I'd suggest they're playing a very dangerous game here. The whole reason that unionists have invoked the spectre of the 'neverendum' over the years is that they know full well that the public think there is no case for a quick second referendum on the same subject - that No should mean No, but by the same token Yes should mean Yes. And since the public are sensibly inclined to think that one side of the argument should not be given a second bite of the cherry if they lose the vote, the following question may well start to be posed of the UK government - if you really think that a consultative referendum wouldn't provide a sufficient mandate for independence and that there needs to be a referendum on the details of an independence settlement, shouldn't the latter vote be the sole referendum? In other words, isn't the logic of your own position that you should enter into full independence negotiations now with the Scottish government, and that there should only be a referendum once the settlement has been thrashed out?

The other danger of the game Moore is playing is that, if he gets his way, it may well make a defeat for the unionist side in the "first" referendum much more likely. After all, we know that many people not yet convinced by the case for independence were quite happy to back the SNP on May 5th, because the double-lock of the referendum pledge meant that it was safe to do so. Bizarrely, Moore seems to be hellbent on also making it 'safe' for these people to vote Yes to opening negotiations on independence - because the message will be going out loud and clear that such a vote won't finally settle matters. They can suck it and see, which may not be such an unattractive proposition after a few more years of Tory rule.

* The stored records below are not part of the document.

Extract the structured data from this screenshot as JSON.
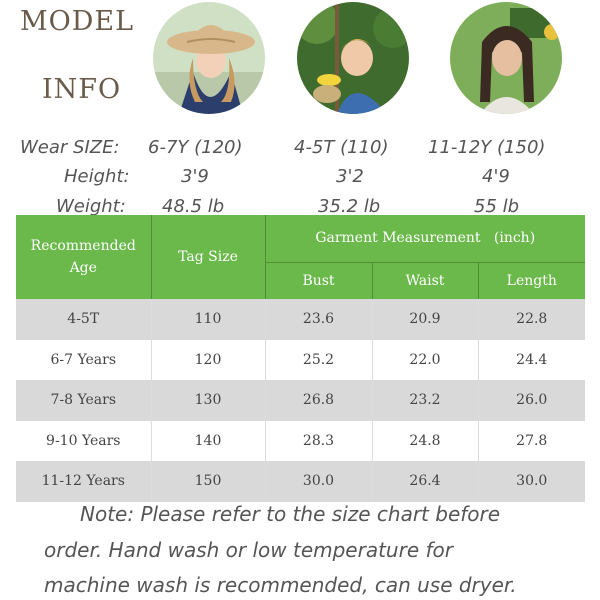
{
  "title": {
    "line1": "MODEL",
    "line2": "INFO"
  },
  "models": [
    {
      "icon": "girl-sunhat-photo",
      "size": "6-7Y (120)",
      "height": "3'9",
      "weight": "48.5 lb"
    },
    {
      "icon": "boy-swing-photo",
      "size": "4-5T (110)",
      "height": "3'2",
      "weight": "35.2 lb"
    },
    {
      "icon": "girl-outdoor-photo",
      "size": "11-12Y (150)",
      "height": "4'9",
      "weight": "55 lb"
    }
  ],
  "info_labels": {
    "size": "Wear SIZE:",
    "height": "Height:",
    "weight": "Weight:"
  },
  "table": {
    "header": {
      "age": "Recommended Age",
      "tag": "Tag Size",
      "garment": "Garment Measurement   (inch)",
      "bust": "Bust",
      "waist": "Waist",
      "length": "Length"
    },
    "rows": [
      {
        "age": "4-5T",
        "tag": "110",
        "bust": "23.6",
        "waist": "20.9",
        "length": "22.8"
      },
      {
        "age": "6-7 Years",
        "tag": "120",
        "bust": "25.2",
        "waist": "22.0",
        "length": "24.4"
      },
      {
        "age": "7-8 Years",
        "tag": "130",
        "bust": "26.8",
        "waist": "23.2",
        "length": "26.0"
      },
      {
        "age": "9-10 Years",
        "tag": "140",
        "bust": "28.3",
        "waist": "24.8",
        "length": "27.8"
      },
      {
        "age": "11-12 Years",
        "tag": "150",
        "bust": "30.0",
        "waist": "26.4",
        "length": "30.0"
      }
    ]
  },
  "note": {
    "line1": "Note: Please refer to the size chart before",
    "line2": "order. Hand wash or low temperature for",
    "line3": "machine wash is recommended, can use dryer."
  },
  "colors": {
    "header_green": "#6ab94a",
    "row_shade": "#d9d9d9",
    "title": "#6a5a4a"
  }
}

It was suggested on Newsnight Scotland that Moore's intervention may be just one part of a new strategy of 'muscular unionism', which also involves ripping up the 'respect agenda' (will this be the sixth time?) by refusing point blank to budge an inch on extra powers for the Scottish Parliament. Since Moore's party are supposed to favour many of the powers that are being requested, it seems this 'muscularity' is largely being used to punch the lights out of the Liberal Democrats' own beliefs.

I heard it said forcefully at the Political Innovation conference in November that it was quite wrong to call the Lib Dems a 'unionist' party - they are, in fact, 'federalist'. Did Muscle Man Moore get that memo? As a Lib Dem contributor to a later package on Newsnight hinted, perhaps the party's Scottish prospects would be a little brighter if they remembered that they are actually a Home Rule party by tradition. That means breaking out of the self-destructive, almost unthinking impulse to forever lump themselves in with the Tories and Labour as just one more part of the unionist mush, in opposition to the nationalist 'other'. Here's my advice to Michael - take a step back, stop talking to Tories for a little while and start talking to your own grass roots, and then consider whether the time isn't in fact ripe for some Muscular Federalism.

Saturday, June 4, 2011

Andrew Reeves

Just a quick note to say how shocked and sad I was to discover via Caron's blog that Andrew Reeves has died.  In fact, I had to do a double-take when I saw the name, because I couldn't quite take in that it was the same Andrew Reeves I was thinking of - I knew that he was only in his early forties. 

I must admit I know absolutely nothing about Andrew's real-life political work for the Liberal Democrats other than his job title, but I discovered his blog about eighteen months ago after he left a comment here, and I've been a regular reader ever since.  He was undoubtedly one of the leading lights of both the Scottish and Lib Dem blogospheres, and he'll be greatly missed.